I made about 12 won tons for three people to have four each in their soup.  I kept the leftover pork filling locked away tightly in my lock and lock wonder container for more fresh soup tomorrow.
I think this whole thing will make 20-24 won tons-you can make them all ahead, and yes, freeze for later use.

Mix pork, ginger, soy sauce, salt, pepper, sugar, cornstarch, oil, and onions by hand until completely blended.
Lay out one won ton wrapper and wet the edges with water, place 1 Tablespoon of pork in center, and fold over, crimp with a fork.  When you have the amount you want, place in boiling water.

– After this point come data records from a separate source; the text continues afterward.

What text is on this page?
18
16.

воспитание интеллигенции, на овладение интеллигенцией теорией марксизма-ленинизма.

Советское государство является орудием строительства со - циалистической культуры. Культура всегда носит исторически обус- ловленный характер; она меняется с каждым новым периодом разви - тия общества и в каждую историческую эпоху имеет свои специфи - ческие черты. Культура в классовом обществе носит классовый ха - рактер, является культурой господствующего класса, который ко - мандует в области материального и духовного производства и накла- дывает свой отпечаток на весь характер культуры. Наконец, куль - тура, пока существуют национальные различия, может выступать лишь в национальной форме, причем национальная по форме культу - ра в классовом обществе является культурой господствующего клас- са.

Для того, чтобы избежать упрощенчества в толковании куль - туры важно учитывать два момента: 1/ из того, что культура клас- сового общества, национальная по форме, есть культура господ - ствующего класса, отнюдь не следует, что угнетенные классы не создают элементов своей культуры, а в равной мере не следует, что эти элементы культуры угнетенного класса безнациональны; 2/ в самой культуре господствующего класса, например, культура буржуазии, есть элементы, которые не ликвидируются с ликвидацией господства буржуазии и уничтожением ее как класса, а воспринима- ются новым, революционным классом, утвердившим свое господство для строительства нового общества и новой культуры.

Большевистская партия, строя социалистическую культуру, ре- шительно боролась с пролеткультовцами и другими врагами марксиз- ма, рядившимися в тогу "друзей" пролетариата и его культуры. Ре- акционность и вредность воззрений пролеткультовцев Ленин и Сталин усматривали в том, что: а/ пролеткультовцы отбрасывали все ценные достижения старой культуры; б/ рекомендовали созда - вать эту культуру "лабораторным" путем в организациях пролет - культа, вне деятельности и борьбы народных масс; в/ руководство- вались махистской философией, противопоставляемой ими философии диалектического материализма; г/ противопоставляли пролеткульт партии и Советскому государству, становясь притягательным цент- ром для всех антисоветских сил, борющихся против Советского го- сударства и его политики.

The won tons will sink to the bottom of the pan, when they float, they are done, about 5 minutes. (DON'T cook won tons in chicken stock/broth.  Have a separate pot of hot chicken broth ready to go.
Here's what I did to FINISH this dish:  I placed 4 won tons into a bowl, poured chicken broth over the won tons, garnished with thin slices of green onions and drizzled a speck of sesame oil on top
Super delicious.
Are you asking yourself, "How the heck can I make won tons like the ones at the great fusion restaurant?" I just experimented with different techniques.  If you need any pointers, let me know and I can post a tutorial on how to make won tons.

1 comment:

  1. I always wanted to try making this. You make it look so easy.
    Will certainly make an attempt soon.